Dies gilt insbesondere für die Rechtsfrage, ob eine Verflechtung der Anforderungen gemäß § 17 Abs. 1 Satz 2 Nr. 1 und 2 KStG zulässig ist und gegen die Voraussetzungen des § 17 Abs. 1 Satz 2 Nr. 2 KStG bereits dann verstoßen wird, wenn die Voraussetzungen des § 17 Abs. 1 Satz 2 Nr. 1 KStG künftig nicht erfüllt sein können. Mangels ausreichender Auseinandersetzung mit den Gründen des Finanzgerichts Münster, Urteils fehlt es an der hinreichenden Darlegung, inwiefern diese Frage im Zusammenhang mit vororganschaftlichen Rücklagen klärungsfähig sein soll. Das Finanzgericht nimmt für diesen Begründungsansatz ausschließlich auf § 17 Abs. 1 Satz 2 Nr. 2 KStG Bezug, der auf § 302 AktG verweist. § 302 Abs. 1 AktG lässt einen Verlustausgleich aber ausdrücklich nur durch die Auflösung solcher Rücklagen zu, die während der Vertragslaufzeit des EAV gebildet worden sind. Aufgrund dieses eindeutigen Gesetzeswortlauts kommt es für die entscheidungserhebliche Frage eines Verstoßes gegen § 17 Abs. 1 Satz 2 Nr. 2 KStG nicht auf eine Verknüpfung mit § 17 Abs. 1 Satz 2 Nr. 1 KStG oder den dort genannten § 301 AktG an.
Auch die allgemeinen Rechtsfragen zu den Anforderungen an eine Vereinbarung unter Verweis auf § 302 AktG und zu den möglichen Formen der Verlustübernahme erfüllen, soweit sie die Problematik vororganschaftlicher Rücklagen erfassen, nicht die oben genannten Anforderungen. Insofern fehlt jedenfalls die hinreichende Darlegung der Klärungsbedürftigkeit.

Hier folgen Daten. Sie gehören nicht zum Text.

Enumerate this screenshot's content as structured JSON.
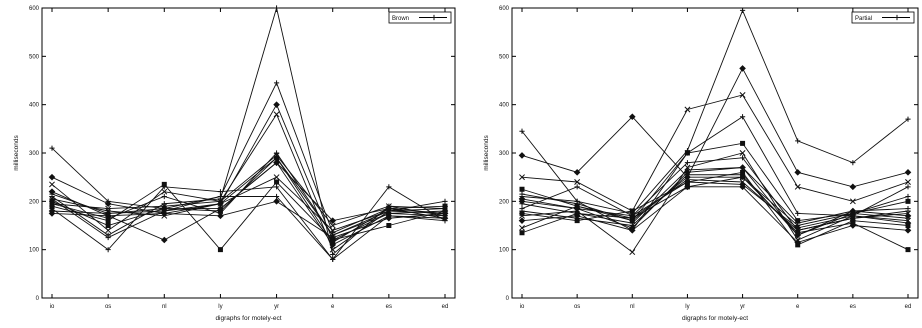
{
  "chart_data": [
    {
      "type": "line",
      "title": "",
      "xlabel": "digraphs for motely-ect",
      "ylabel": "milliseconds",
      "categories": [
        "io",
        "os",
        "nl",
        "ly",
        "yr",
        "e",
        "es",
        "ed"
      ],
      "yticks": [
        "0",
        "100",
        "200",
        "300",
        "400",
        "500",
        "600"
      ],
      "ylim": [
        0,
        600
      ],
      "legend": {
        "label": "Brown",
        "position": "top-right"
      },
      "grid": false,
      "series": [
        {
          "values": [
            310,
            200,
            185,
            210,
            445,
            135,
            185,
            165
          ]
        },
        {
          "values": [
            250,
            195,
            175,
            195,
            400,
            120,
            175,
            180
          ]
        },
        {
          "values": [
            235,
            140,
            220,
            200,
            380,
            100,
            180,
            175
          ]
        },
        {
          "values": [
            210,
            130,
            195,
            205,
            600,
            90,
            190,
            170
          ]
        },
        {
          "values": [
            200,
            150,
            185,
            180,
            290,
            115,
            185,
            190
          ]
        },
        {
          "values": [
            195,
            165,
            210,
            175,
            300,
            130,
            180,
            200
          ]
        },
        {
          "values": [
            220,
            170,
            120,
            185,
            280,
            110,
            170,
            165
          ]
        },
        {
          "values": [
            205,
            180,
            170,
            195,
            250,
            140,
            180,
            185
          ]
        },
        {
          "values": [
            185,
            100,
            230,
            220,
            230,
            80,
            230,
            160
          ]
        },
        {
          "values": [
            190,
            160,
            235,
            100,
            240,
            120,
            150,
            180
          ]
        },
        {
          "values": [
            175,
            170,
            175,
            170,
            200,
            125,
            165,
            175
          ]
        },
        {
          "values": [
            215,
            175,
            180,
            195,
            290,
            130,
            175,
            170
          ]
        },
        {
          "values": [
            195,
            185,
            190,
            200,
            295,
            150,
            190,
            185
          ]
        },
        {
          "values": [
            205,
            125,
            180,
            210,
            210,
            80,
            170,
            160
          ]
        },
        {
          "values": [
            180,
            175,
            185,
            185,
            280,
            160,
            185,
            175
          ]
        }
      ]
    },
    {
      "type": "line",
      "title": "",
      "xlabel": "digraphs for motely-ect",
      "ylabel": "milliseconds",
      "categories": [
        "io",
        "os",
        "nl",
        "ly",
        "yr",
        "e",
        "es",
        "ed"
      ],
      "yticks": [
        "0",
        "100",
        "200",
        "300",
        "400",
        "500",
        "600"
      ],
      "ylim": [
        0,
        600
      ],
      "legend": {
        "label": "Partial",
        "position": "top-right"
      },
      "grid": false,
      "series": [
        {
          "values": [
            345,
            200,
            175,
            305,
            595,
            325,
            280,
            370
          ]
        },
        {
          "values": [
            295,
            260,
            375,
            250,
            475,
            260,
            230,
            260
          ]
        },
        {
          "values": [
            250,
            240,
            180,
            390,
            420,
            230,
            200,
            240
          ]
        },
        {
          "values": [
            210,
            200,
            140,
            300,
            375,
            175,
            170,
            230
          ]
        },
        {
          "values": [
            225,
            190,
            160,
            300,
            320,
            160,
            175,
            200
          ]
        },
        {
          "values": [
            185,
            230,
            170,
            280,
            290,
            140,
            165,
            180
          ]
        },
        {
          "values": [
            200,
            185,
            145,
            260,
            270,
            130,
            180,
            170
          ]
        },
        {
          "values": [
            170,
            180,
            95,
            270,
            300,
            120,
            170,
            160
          ]
        },
        {
          "values": [
            215,
            195,
            160,
            250,
            250,
            150,
            175,
            210
          ]
        },
        {
          "values": [
            175,
            160,
            180,
            240,
            260,
            110,
            160,
            150
          ]
        },
        {
          "values": [
            160,
            170,
            140,
            230,
            230,
            115,
            150,
            140
          ]
        },
        {
          "values": [
            195,
            175,
            155,
            265,
            270,
            155,
            180,
            185
          ]
        },
        {
          "values": [
            145,
            190,
            165,
            245,
            240,
            140,
            165,
            175
          ]
        },
        {
          "values": [
            180,
            165,
            150,
            255,
            255,
            130,
            175,
            165
          ]
        },
        {
          "values": [
            205,
            185,
            170,
            240,
            235,
            145,
            170,
            155
          ]
        },
        {
          "values": [
            135,
            175,
            165,
            230,
            250,
            135,
            155,
            100
          ]
        }
      ]
    }
  ]
}
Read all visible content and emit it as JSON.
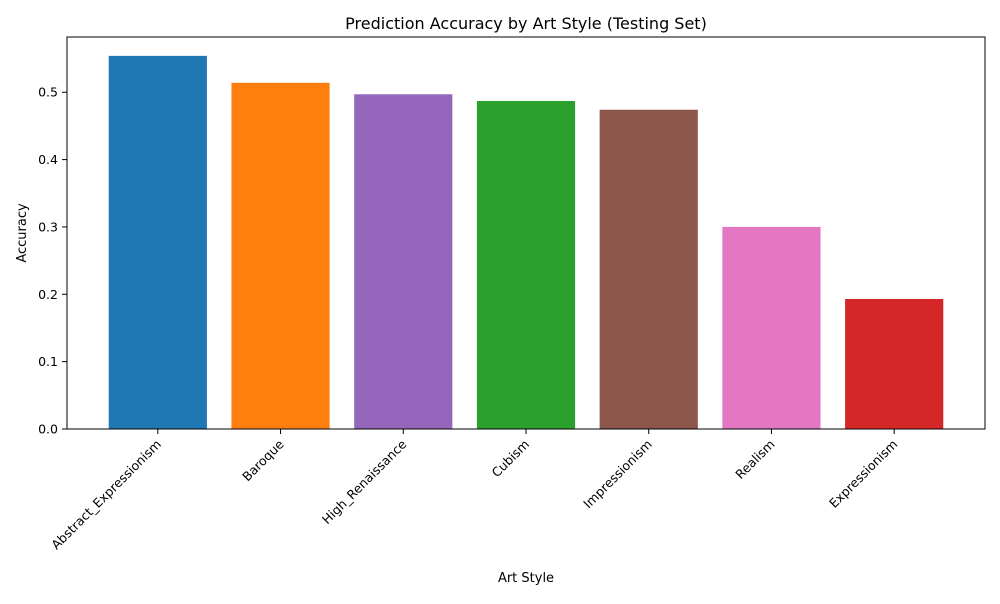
{
  "chart_data": {
    "type": "bar",
    "title": "Prediction Accuracy by Art Style (Testing Set)",
    "xlabel": "Art Style",
    "ylabel": "Accuracy",
    "categories": [
      "Abstract_Expressionism",
      "Baroque",
      "High_Renaissance",
      "Cubism",
      "Impressionism",
      "Realism",
      "Expressionism"
    ],
    "values": [
      0.554,
      0.514,
      0.497,
      0.487,
      0.474,
      0.3,
      0.193
    ],
    "colors": [
      "#1f77b4",
      "#ff7f0e",
      "#9467bd",
      "#2ca02c",
      "#8c564b",
      "#e377c2",
      "#d62728"
    ],
    "ylim": [
      0,
      0.582
    ],
    "yticks": [
      0.0,
      0.1,
      0.2,
      0.3,
      0.4,
      0.5
    ],
    "ytick_labels": [
      "0.0",
      "0.1",
      "0.2",
      "0.3",
      "0.4",
      "0.5"
    ],
    "grid": false,
    "legend": "none"
  }
}
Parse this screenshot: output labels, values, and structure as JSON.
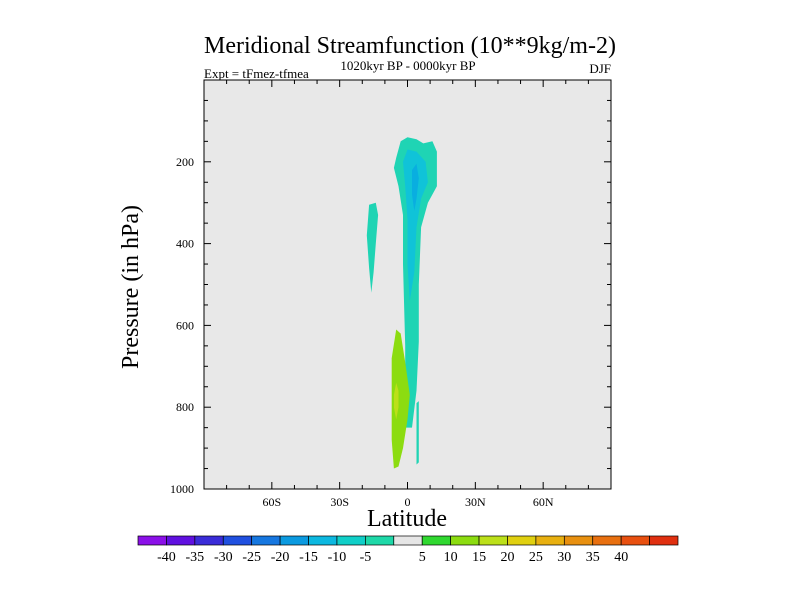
{
  "chart_data": {
    "type": "contour",
    "title": "Meridional Streamfunction (10**9kg/m-2)",
    "left_label": "Expt = tFmez-tfmea",
    "center_label": "1020kyr BP - 0000kyr BP",
    "right_label": "DJF",
    "xlabel": "Latitude",
    "ylabel": "Pressure (in hPa)",
    "xlim": [
      -90,
      90
    ],
    "ylim": [
      1000,
      0
    ],
    "x_ticks": [
      {
        "value": -60,
        "label": "60S"
      },
      {
        "value": -30,
        "label": "30S"
      },
      {
        "value": 0,
        "label": "0"
      },
      {
        "value": 30,
        "label": "30N"
      },
      {
        "value": 60,
        "label": "60N"
      }
    ],
    "y_ticks": [
      {
        "value": 200,
        "label": "200"
      },
      {
        "value": 400,
        "label": "400"
      },
      {
        "value": 600,
        "label": "600"
      },
      {
        "value": 800,
        "label": "800"
      },
      {
        "value": 1000,
        "label": "1000"
      }
    ],
    "background_color": "#e8e8e8",
    "contour_regions": [
      {
        "name": "north-tower-outer",
        "value": -10,
        "color": "#1fd4b4",
        "points": [
          [
            -5,
            190
          ],
          [
            -3,
            150
          ],
          [
            0,
            140
          ],
          [
            4,
            145
          ],
          [
            7,
            155
          ],
          [
            11,
            150
          ],
          [
            13,
            175
          ],
          [
            13,
            260
          ],
          [
            9,
            300
          ],
          [
            6,
            360
          ],
          [
            5,
            500
          ],
          [
            5,
            640
          ],
          [
            4,
            760
          ],
          [
            2,
            850
          ],
          [
            -1,
            850
          ],
          [
            -1,
            650
          ],
          [
            -2,
            450
          ],
          [
            -2,
            330
          ],
          [
            -4,
            260
          ],
          [
            -6,
            215
          ]
        ]
      },
      {
        "name": "north-tower-inner",
        "value": -15,
        "color": "#10c3d8",
        "points": [
          [
            -2,
            200
          ],
          [
            0,
            170
          ],
          [
            4,
            175
          ],
          [
            8,
            200
          ],
          [
            9,
            250
          ],
          [
            6,
            290
          ],
          [
            4,
            360
          ],
          [
            3,
            470
          ],
          [
            1,
            540
          ],
          [
            0,
            450
          ],
          [
            0,
            340
          ],
          [
            -1,
            260
          ]
        ]
      },
      {
        "name": "north-tower-core",
        "value": -20,
        "color": "#09aee0",
        "points": [
          [
            2,
            220
          ],
          [
            4,
            205
          ],
          [
            5,
            240
          ],
          [
            4,
            290
          ],
          [
            3,
            320
          ],
          [
            2,
            280
          ]
        ]
      },
      {
        "name": "west-sliver",
        "value": -10,
        "color": "#1fd4b4",
        "points": [
          [
            -17,
            305
          ],
          [
            -14,
            300
          ],
          [
            -13,
            330
          ],
          [
            -14,
            400
          ],
          [
            -15,
            470
          ],
          [
            -16,
            520
          ],
          [
            -17,
            460
          ],
          [
            -18,
            380
          ]
        ]
      },
      {
        "name": "lower-sliver",
        "value": -10,
        "color": "#1fd4b4",
        "points": [
          [
            4,
            790
          ],
          [
            5,
            785
          ],
          [
            5,
            860
          ],
          [
            5,
            935
          ],
          [
            4,
            940
          ],
          [
            4,
            860
          ]
        ]
      },
      {
        "name": "lower-cell-outer",
        "value": 10,
        "color": "#8cdc10",
        "points": [
          [
            -5,
            610
          ],
          [
            -3,
            620
          ],
          [
            -1,
            690
          ],
          [
            1,
            770
          ],
          [
            0,
            830
          ],
          [
            -2,
            900
          ],
          [
            -4,
            945
          ],
          [
            -6,
            950
          ],
          [
            -7,
            880
          ],
          [
            -7,
            760
          ],
          [
            -7,
            680
          ]
        ]
      },
      {
        "name": "lower-cell-inner",
        "value": 15,
        "color": "#bce01a",
        "points": [
          [
            -5,
            740
          ],
          [
            -4,
            760
          ],
          [
            -4,
            800
          ],
          [
            -5,
            830
          ],
          [
            -6,
            800
          ],
          [
            -6,
            770
          ]
        ]
      }
    ],
    "colorbar": {
      "labels": [
        "-40",
        "-35",
        "-30",
        "-25",
        "-20",
        "-15",
        "-10",
        "-5",
        "5",
        "10",
        "15",
        "20",
        "25",
        "30",
        "35",
        "40"
      ],
      "colors": [
        "#8b10e8",
        "#6010e0",
        "#3a2cd8",
        "#2050e0",
        "#1677e0",
        "#0b9ae0",
        "#0cb8e0",
        "#10cfc8",
        "#1ed8a8",
        "#e6e6e6",
        "#30d830",
        "#8cdc10",
        "#bce01a",
        "#e0d010",
        "#e8b010",
        "#e89010",
        "#e87010",
        "#e85010",
        "#e03010"
      ]
    }
  }
}
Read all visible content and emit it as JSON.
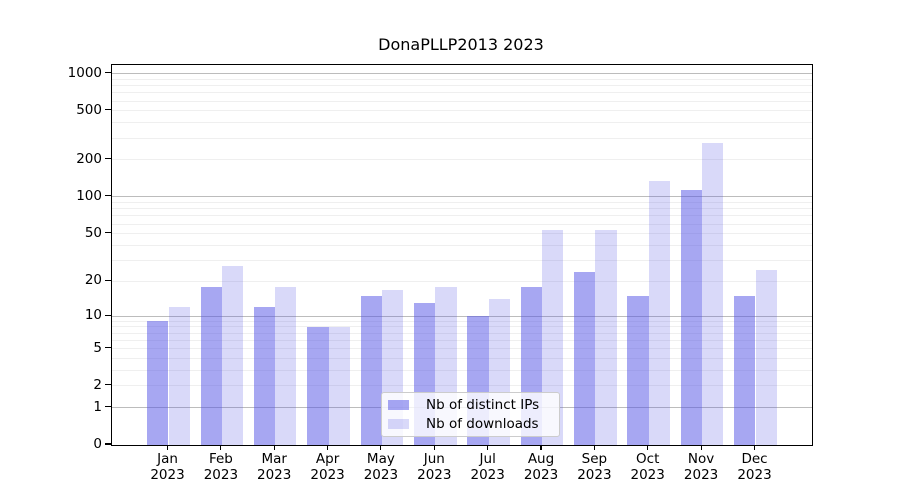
{
  "title": "DonaPLLP2013 2023",
  "chart_data": {
    "type": "bar",
    "title": "DonaPLLP2013 2023",
    "categories": [
      "Jan 2023",
      "Feb 2023",
      "Mar 2023",
      "Apr 2023",
      "May 2023",
      "Jun 2023",
      "Jul 2023",
      "Aug 2023",
      "Sep 2023",
      "Oct 2023",
      "Nov 2023",
      "Dec 2023"
    ],
    "series": [
      {
        "name": "Nb of distinct IPs",
        "color": "rgba(80,80,229,0.5)",
        "values": [
          9,
          18,
          12,
          8,
          15,
          13,
          10,
          18,
          24,
          15,
          113,
          15
        ]
      },
      {
        "name": "Nb of downloads",
        "color": "rgba(80,80,229,0.22)",
        "values": [
          12,
          27,
          18,
          8,
          17,
          18,
          14,
          54,
          54,
          135,
          275,
          25
        ]
      }
    ],
    "y_axis": {
      "scale": "log1p",
      "tick_labels": [
        "0",
        "1",
        "2",
        "5",
        "10",
        "20",
        "50",
        "100",
        "200",
        "500",
        "1000"
      ],
      "tick_values": [
        0,
        1,
        2,
        5,
        10,
        20,
        50,
        100,
        200,
        500,
        1000
      ]
    },
    "xlabel": "",
    "ylabel": "",
    "legend_position": "lower center",
    "grid": true
  },
  "colors": {
    "bar_base": "#5050e5",
    "grid_major": "#bcbcbc",
    "grid_minor": "#efefef",
    "axis": "#000000",
    "legend_border": "#cccccc"
  }
}
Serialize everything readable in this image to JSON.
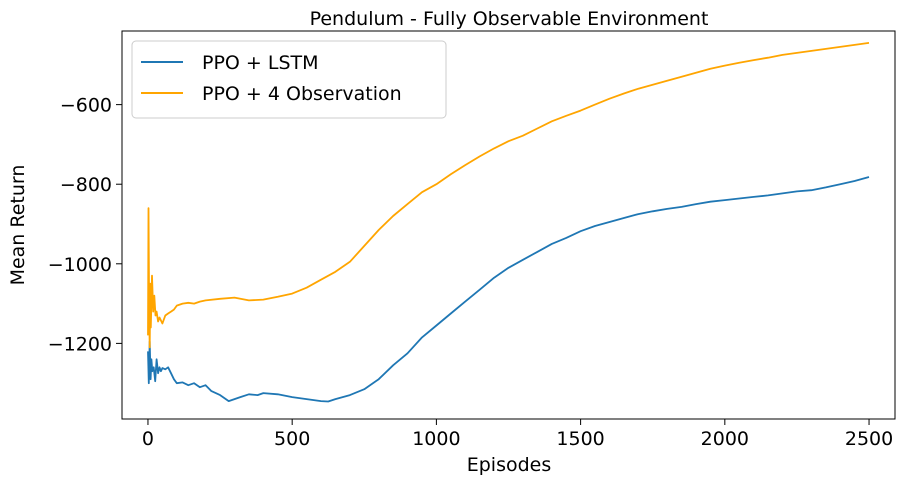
{
  "chart_data": {
    "type": "line",
    "title": "Pendulum - Fully Observable Environment",
    "xlabel": "Episodes",
    "ylabel": "Mean Return",
    "xlim": [
      -90,
      2590
    ],
    "ylim": [
      -1390,
      -415
    ],
    "xticks": [
      0,
      500,
      1000,
      1500,
      2000,
      2500
    ],
    "xtick_labels": [
      "0",
      "500",
      "1000",
      "1500",
      "2000",
      "2500"
    ],
    "yticks": [
      -1200,
      -1000,
      -800,
      -600
    ],
    "ytick_labels": [
      "−1200",
      "−1000",
      "−800",
      "−600"
    ],
    "grid": false,
    "legend_position": "upper-left",
    "series": [
      {
        "name": "PPO + LSTM",
        "color": "#1f77b4",
        "x": [
          0,
          3,
          6,
          9,
          12,
          15,
          20,
          25,
          30,
          35,
          40,
          45,
          50,
          60,
          70,
          80,
          90,
          100,
          120,
          140,
          160,
          180,
          200,
          220,
          250,
          280,
          300,
          320,
          350,
          380,
          400,
          450,
          500,
          550,
          600,
          625,
          650,
          700,
          750,
          800,
          850,
          900,
          950,
          1000,
          1050,
          1100,
          1150,
          1200,
          1250,
          1300,
          1350,
          1400,
          1450,
          1500,
          1550,
          1600,
          1650,
          1700,
          1750,
          1800,
          1850,
          1900,
          1950,
          2000,
          2050,
          2100,
          2150,
          2200,
          2250,
          2300,
          2350,
          2400,
          2450,
          2500
        ],
        "y": [
          -1220,
          -1300,
          -1195,
          -1290,
          -1240,
          -1270,
          -1260,
          -1295,
          -1240,
          -1275,
          -1260,
          -1270,
          -1262,
          -1265,
          -1260,
          -1275,
          -1290,
          -1300,
          -1298,
          -1305,
          -1300,
          -1310,
          -1305,
          -1320,
          -1330,
          -1345,
          -1340,
          -1335,
          -1328,
          -1330,
          -1325,
          -1328,
          -1335,
          -1340,
          -1345,
          -1346,
          -1340,
          -1330,
          -1315,
          -1290,
          -1255,
          -1225,
          -1185,
          -1155,
          -1125,
          -1095,
          -1065,
          -1035,
          -1010,
          -990,
          -970,
          -950,
          -935,
          -918,
          -905,
          -895,
          -885,
          -875,
          -868,
          -862,
          -857,
          -850,
          -844,
          -840,
          -836,
          -832,
          -828,
          -823,
          -818,
          -815,
          -808,
          -800,
          -792,
          -782
        ]
      },
      {
        "name": "PPO + 4 Observation",
        "color": "#ffa500",
        "x": [
          0,
          2,
          4,
          6,
          8,
          10,
          14,
          18,
          22,
          26,
          30,
          35,
          40,
          50,
          60,
          70,
          80,
          90,
          100,
          120,
          140,
          160,
          180,
          200,
          250,
          300,
          350,
          400,
          450,
          500,
          550,
          600,
          650,
          700,
          750,
          800,
          850,
          900,
          950,
          1000,
          1050,
          1100,
          1150,
          1200,
          1250,
          1300,
          1350,
          1400,
          1450,
          1500,
          1550,
          1600,
          1650,
          1700,
          1750,
          1800,
          1850,
          1900,
          1950,
          2000,
          2050,
          2100,
          2150,
          2200,
          2250,
          2300,
          2350,
          2400,
          2450,
          2500
        ],
        "y": [
          -1180,
          -860,
          -1100,
          -1210,
          -1050,
          -1160,
          -1030,
          -1120,
          -1080,
          -1130,
          -1120,
          -1145,
          -1135,
          -1150,
          -1130,
          -1125,
          -1120,
          -1115,
          -1105,
          -1100,
          -1098,
          -1100,
          -1095,
          -1092,
          -1088,
          -1085,
          -1092,
          -1090,
          -1083,
          -1075,
          -1060,
          -1040,
          -1020,
          -995,
          -955,
          -915,
          -880,
          -850,
          -820,
          -800,
          -775,
          -752,
          -730,
          -710,
          -692,
          -678,
          -660,
          -642,
          -628,
          -615,
          -600,
          -585,
          -572,
          -560,
          -550,
          -540,
          -530,
          -520,
          -510,
          -502,
          -495,
          -488,
          -482,
          -475,
          -470,
          -465,
          -460,
          -455,
          -450,
          -445
        ]
      }
    ]
  }
}
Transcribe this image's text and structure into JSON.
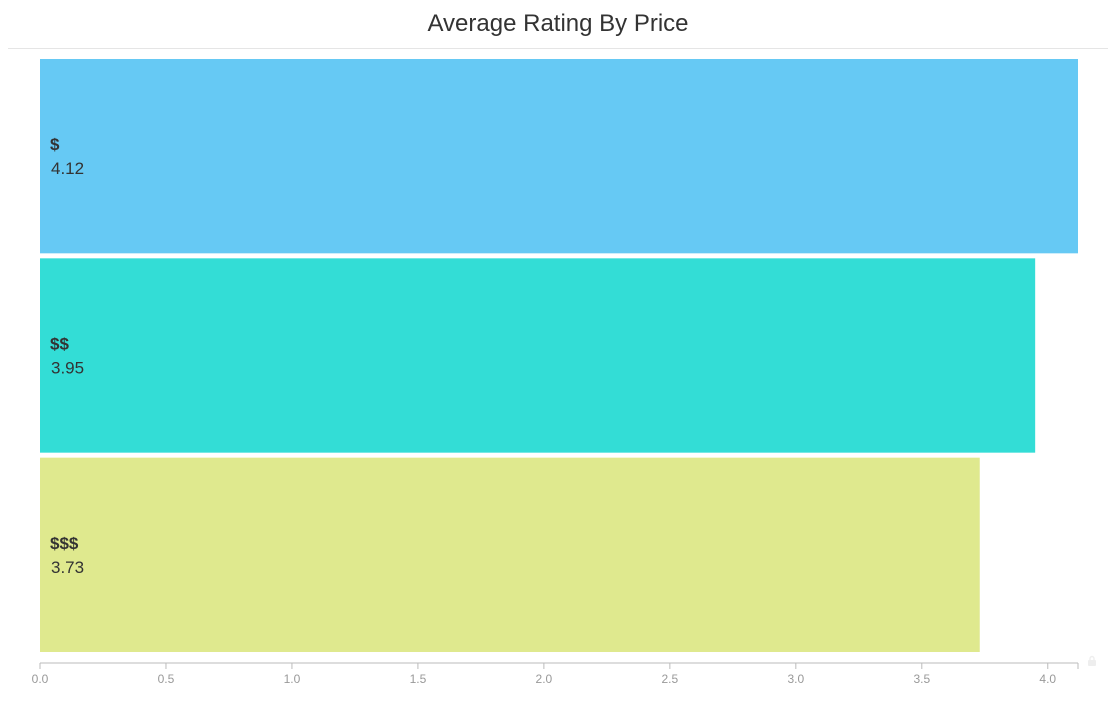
{
  "chart_data": {
    "type": "bar",
    "orientation": "horizontal",
    "title": "Average Rating By Price",
    "categories": [
      "$",
      "$$",
      "$$$"
    ],
    "values": [
      4.12,
      3.95,
      3.73
    ],
    "value_labels": [
      "4.12",
      "3.95",
      "3.73"
    ],
    "colors": [
      "#66c9f4",
      "#33ddd6",
      "#dfe98e"
    ],
    "xlim": [
      0,
      4.12
    ],
    "x_ticks": [
      0.0,
      0.5,
      1.0,
      1.5,
      2.0,
      2.5,
      3.0,
      3.5,
      4.0
    ],
    "x_tick_labels": [
      "0.0",
      "0.5",
      "1.0",
      "1.5",
      "2.0",
      "2.5",
      "3.0",
      "3.5",
      "4.0"
    ],
    "grid": false,
    "legend": "none"
  },
  "icons": {
    "corner": "lock-icon"
  }
}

Wie bereits dargelegt, ergibt sich aus dem Wortlaut des § 17 Abs. 1 Satz 2 Nr. 2 KStG i.V.m. § 302 Abs. 1 AktG eindeutig, dass eine Vereinbarung über die Möglichkeit des Verlustausgleichs durch Auflösung vororganschaftlicher Rücklagen schädlich ist.
Hinsichtlich des Zulassungsgrunds der Sicherung einer einheitlichen Rechtsprechung (§ 115 Abs. 2 Nr. 2 Variante 2 FGO) hätte die Tochtergesellschaft tragende abstrakte Rechtssätze der angefochtenen Vorentscheidung einerseits und der behaupteten Divergenzentscheidungen andererseits herausarbeiten und einander gegenüberstellen müssen. Außerdem hätte die Tochtergesellschaft darlegen müssen, dass die Entscheidungen zu gleichen oder vergleichbaren Sachverhalten ergangen sind4. Diesen Anforderungen wird im Streitfall nicht genügt.
In der Beschwerdebegründung der Tochtergesellschaft fehlt bereits die hinreichende Darlegung eines abstrakten Rechtssatzes des Finanzgerichts Münster, der von den abstrakten Rechtssätzen der zitierten Divergenzentscheidungen abweichen soll. Insbesondere lässt sich der angefochtenen Vorentscheidung nicht entnehmen, dass das Finanzgericht an den EAV steuerliche Anforderungen gestellt hat, die dem BFH-Urteil vom 10.05.20175 widersprechen. Der Bundesfinanzhof hat in diesem Urteil keinen abstrakten Rechtssatz aufgestellt, der besagt, dass es hinsichtlich des Gewinnabführungsvertrags, der nach § 14 Abs. 1 KStG zur Anerkennung der körperschaftsteuerrechtlichen Organschaft erforderlich ist, ausschließlich auf dessen zivilrechtliche Wirksamkeit ankommt. Dies zeigen bereits die Ausführungen des Bundesfinanzhofs in diesem Urteil6 zu der nach § 14 Abs. 1 Satz 1 Nr. 3 Satz 1 KStG erforderlichen Vertragslaufzeit.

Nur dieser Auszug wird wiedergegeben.